Apple, Microsoft, and Amazon are all locked in a race to see who can zero out their carbon pollution first.
Apple reported on Wednesday that it is more than halfway there. Since 2015, the company has reduced its greenhouse gas emissions by around 60%, the company said. That covers everything from manufacturing and marketing to corporate operations and customer use.
Many companies have successfully eliminated the carbon footprint of their core operations. Cheap solar and wind, and increasingly affordable grid-scale batteries, have made that relatively simple — and even advantageous — from a cost perspective.
But Amazon, Apple, and Microsoft have all pledged to eliminate not just their own carbon emissions, but also those of their suppliers and the energy use of their customers. These so-called Scope 3 emissions are the hardest to tackle because they fall outside of a company’s direct control.
In that regard, Apple has taken some pioneering steps. When the company announced the Apple Watch Series 9, it also said that it would be buying renewable power on behalf of its customers. A year later, it did the same for buyers of the new M4 Mac Mini.
The Mac Mini announcement also inadvertently highlighted the outsize role that semiconductors play in the carbon footprint of electronic goods.
The base model Mac Mini with 16GB of RAM and 256GB of storage generates 32 kg of carbon pollution over its lifetime, while the top spec version, which has 64GB of RAM and 8TB of storage, carries a footprint of 121 kg. The greater number of chips is largely responsible for nearly quadrupling the figure.

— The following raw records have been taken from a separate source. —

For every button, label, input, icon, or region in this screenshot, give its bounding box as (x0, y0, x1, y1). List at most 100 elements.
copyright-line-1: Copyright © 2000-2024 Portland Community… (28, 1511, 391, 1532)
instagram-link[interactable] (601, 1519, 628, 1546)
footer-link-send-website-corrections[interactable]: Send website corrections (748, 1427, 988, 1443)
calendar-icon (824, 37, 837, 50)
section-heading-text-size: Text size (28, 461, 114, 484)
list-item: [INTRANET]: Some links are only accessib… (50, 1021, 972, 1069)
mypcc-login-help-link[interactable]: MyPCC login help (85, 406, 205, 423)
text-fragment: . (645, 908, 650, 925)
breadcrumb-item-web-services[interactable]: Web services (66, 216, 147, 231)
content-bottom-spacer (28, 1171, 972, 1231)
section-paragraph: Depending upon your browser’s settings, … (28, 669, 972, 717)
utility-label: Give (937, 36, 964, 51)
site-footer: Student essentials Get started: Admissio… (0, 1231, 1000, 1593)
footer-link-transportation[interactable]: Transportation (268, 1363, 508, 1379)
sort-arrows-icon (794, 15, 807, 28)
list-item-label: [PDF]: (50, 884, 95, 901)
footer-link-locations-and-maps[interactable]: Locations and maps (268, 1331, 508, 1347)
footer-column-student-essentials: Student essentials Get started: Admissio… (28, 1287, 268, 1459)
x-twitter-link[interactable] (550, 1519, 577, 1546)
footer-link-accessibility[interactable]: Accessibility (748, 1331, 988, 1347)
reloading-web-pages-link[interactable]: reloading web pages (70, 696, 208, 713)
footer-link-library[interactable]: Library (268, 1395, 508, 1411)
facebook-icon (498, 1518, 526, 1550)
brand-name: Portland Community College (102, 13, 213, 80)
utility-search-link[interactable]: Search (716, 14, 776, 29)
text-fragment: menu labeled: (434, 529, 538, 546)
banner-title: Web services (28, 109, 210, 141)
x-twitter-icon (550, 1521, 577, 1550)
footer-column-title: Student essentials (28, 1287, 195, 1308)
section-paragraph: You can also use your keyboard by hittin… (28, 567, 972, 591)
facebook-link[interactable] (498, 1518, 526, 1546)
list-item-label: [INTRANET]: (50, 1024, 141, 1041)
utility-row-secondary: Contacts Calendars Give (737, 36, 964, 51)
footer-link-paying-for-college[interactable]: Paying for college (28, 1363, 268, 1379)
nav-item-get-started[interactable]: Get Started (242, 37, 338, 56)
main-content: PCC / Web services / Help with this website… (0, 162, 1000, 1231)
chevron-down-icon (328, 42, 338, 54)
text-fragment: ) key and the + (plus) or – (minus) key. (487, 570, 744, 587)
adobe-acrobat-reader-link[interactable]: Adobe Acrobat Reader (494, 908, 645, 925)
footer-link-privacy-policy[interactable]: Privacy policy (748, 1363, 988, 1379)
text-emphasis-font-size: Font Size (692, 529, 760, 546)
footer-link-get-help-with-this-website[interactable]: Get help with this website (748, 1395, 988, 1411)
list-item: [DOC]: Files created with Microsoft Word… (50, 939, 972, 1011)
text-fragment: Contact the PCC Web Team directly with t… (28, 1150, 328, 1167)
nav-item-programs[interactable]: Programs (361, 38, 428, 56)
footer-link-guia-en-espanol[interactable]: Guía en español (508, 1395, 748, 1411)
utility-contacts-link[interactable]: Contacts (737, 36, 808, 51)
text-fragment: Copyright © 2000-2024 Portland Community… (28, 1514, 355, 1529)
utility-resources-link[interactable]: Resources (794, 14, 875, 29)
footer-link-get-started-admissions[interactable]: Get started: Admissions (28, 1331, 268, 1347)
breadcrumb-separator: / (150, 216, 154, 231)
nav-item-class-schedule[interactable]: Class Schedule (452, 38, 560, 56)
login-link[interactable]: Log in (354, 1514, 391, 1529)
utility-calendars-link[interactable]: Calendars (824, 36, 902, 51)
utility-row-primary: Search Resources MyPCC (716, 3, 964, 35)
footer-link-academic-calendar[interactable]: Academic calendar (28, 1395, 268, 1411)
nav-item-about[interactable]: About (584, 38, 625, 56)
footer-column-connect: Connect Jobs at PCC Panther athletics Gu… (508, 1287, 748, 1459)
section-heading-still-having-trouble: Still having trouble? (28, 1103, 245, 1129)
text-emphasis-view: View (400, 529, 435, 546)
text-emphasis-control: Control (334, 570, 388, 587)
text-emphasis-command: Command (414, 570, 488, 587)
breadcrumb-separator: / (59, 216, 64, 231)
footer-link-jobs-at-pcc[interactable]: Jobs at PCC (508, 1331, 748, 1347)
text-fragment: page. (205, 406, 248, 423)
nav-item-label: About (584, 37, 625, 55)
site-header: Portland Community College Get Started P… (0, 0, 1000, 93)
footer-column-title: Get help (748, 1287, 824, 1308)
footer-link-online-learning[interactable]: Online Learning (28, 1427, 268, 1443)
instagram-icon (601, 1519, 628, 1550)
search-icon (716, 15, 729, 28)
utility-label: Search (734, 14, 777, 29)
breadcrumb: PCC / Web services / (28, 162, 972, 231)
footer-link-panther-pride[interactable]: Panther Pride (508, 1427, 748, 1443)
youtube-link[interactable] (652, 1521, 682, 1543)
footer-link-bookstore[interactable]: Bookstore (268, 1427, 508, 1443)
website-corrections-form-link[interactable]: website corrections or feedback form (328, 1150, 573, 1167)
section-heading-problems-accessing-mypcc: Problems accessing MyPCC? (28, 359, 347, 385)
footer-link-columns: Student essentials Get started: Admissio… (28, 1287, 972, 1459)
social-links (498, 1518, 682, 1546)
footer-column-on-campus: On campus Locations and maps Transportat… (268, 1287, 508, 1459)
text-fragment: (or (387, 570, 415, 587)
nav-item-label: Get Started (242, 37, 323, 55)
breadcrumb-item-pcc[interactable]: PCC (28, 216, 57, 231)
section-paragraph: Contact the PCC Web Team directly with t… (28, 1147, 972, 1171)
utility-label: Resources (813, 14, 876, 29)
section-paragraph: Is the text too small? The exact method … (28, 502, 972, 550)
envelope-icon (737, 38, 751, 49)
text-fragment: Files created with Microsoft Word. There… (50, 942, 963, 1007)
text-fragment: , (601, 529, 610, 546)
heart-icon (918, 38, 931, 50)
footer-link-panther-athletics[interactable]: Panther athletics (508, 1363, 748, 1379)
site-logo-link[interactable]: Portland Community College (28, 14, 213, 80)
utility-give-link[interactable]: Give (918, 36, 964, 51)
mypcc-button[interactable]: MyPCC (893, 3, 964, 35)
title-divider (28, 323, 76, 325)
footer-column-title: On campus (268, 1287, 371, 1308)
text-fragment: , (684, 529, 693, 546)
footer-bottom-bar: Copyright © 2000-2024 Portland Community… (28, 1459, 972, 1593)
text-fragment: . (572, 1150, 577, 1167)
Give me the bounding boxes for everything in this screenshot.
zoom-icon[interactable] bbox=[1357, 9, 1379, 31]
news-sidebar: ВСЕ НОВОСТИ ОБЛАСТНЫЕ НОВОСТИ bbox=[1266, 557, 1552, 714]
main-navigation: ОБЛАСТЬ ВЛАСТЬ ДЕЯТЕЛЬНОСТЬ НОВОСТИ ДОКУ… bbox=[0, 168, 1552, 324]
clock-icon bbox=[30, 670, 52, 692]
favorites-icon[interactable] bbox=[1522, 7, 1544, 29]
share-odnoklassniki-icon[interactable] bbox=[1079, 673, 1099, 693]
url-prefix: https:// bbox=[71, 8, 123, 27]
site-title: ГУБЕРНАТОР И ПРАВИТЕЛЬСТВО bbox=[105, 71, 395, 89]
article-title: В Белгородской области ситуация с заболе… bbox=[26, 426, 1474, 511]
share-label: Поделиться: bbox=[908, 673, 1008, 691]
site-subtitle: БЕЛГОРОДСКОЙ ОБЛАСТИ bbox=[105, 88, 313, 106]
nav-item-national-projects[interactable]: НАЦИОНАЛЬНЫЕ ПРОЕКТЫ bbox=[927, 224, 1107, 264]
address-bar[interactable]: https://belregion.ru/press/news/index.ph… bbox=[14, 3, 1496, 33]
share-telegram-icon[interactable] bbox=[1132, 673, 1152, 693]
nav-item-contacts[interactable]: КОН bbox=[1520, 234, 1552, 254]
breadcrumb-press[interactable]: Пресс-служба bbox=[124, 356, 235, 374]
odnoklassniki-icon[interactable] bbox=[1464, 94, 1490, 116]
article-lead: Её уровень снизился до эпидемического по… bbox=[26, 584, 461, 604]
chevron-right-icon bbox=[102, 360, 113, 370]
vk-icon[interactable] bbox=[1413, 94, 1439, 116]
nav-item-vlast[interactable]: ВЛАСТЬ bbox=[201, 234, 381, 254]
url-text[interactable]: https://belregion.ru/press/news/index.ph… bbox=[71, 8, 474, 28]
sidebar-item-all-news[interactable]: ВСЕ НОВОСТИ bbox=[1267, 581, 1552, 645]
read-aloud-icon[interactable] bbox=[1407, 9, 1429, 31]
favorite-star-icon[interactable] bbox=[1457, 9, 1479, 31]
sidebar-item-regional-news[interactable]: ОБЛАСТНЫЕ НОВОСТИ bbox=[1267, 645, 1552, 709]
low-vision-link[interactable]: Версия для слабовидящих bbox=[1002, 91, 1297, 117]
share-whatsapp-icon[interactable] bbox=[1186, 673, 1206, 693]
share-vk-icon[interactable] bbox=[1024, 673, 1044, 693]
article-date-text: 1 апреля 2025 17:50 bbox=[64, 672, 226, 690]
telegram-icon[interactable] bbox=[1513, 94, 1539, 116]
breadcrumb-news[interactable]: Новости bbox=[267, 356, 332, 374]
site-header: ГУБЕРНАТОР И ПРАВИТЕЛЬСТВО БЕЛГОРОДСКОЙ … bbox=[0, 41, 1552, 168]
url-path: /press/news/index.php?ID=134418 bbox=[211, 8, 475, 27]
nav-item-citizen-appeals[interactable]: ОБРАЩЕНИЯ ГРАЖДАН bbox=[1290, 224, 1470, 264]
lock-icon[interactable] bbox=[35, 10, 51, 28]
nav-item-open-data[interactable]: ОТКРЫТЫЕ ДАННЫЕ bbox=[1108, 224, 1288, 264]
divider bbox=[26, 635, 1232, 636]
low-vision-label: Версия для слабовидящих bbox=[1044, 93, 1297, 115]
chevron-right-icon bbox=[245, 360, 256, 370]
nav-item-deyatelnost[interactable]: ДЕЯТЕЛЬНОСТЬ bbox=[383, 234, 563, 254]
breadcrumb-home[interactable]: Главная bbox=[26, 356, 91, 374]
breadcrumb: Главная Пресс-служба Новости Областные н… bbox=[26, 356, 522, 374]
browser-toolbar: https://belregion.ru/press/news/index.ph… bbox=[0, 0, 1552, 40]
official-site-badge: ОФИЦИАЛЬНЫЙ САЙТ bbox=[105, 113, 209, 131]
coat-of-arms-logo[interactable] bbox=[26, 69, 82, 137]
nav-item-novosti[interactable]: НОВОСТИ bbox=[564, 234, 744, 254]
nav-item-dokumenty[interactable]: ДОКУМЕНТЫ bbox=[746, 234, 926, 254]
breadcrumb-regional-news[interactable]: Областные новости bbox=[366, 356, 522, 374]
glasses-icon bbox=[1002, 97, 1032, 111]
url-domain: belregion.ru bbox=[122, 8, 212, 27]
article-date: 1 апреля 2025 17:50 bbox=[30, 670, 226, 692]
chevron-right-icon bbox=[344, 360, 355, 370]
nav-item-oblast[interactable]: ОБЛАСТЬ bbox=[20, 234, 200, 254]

Apple said on Wednesday that it has been working with its semiconductor suppliers to address the issue, with 26 of them having already pledged to abate at least 90% of fluorinated greenhouse gases in their operations. Fluorinated greenhouse gases are widely used in semiconductor manufacturing today for etching features into chips and cleaning the equipment. But fluorinated compounds are some of the most potent greenhouse gases. For example, hexafluoroethane generates 9,200 times as much warming as an equivalent amount of carbon dioxide.
Apple is aiming to eliminate at least 75% of its greenhouse gas emissions by 2030, which means it’s well over halfway to its target with five years remaining. The company has said that it will offset the remaining 25% through carbon removal programs.
That’s similar to how other companies are tackling the hardest emissions to abate, though they differ in their details. Microsoft, for example, is investing in technological solutions like direct air capture alongside nature-based solutions like reforestation. Apple has decided that nature-based solutions offer the best chance at reducing emissions in the near term.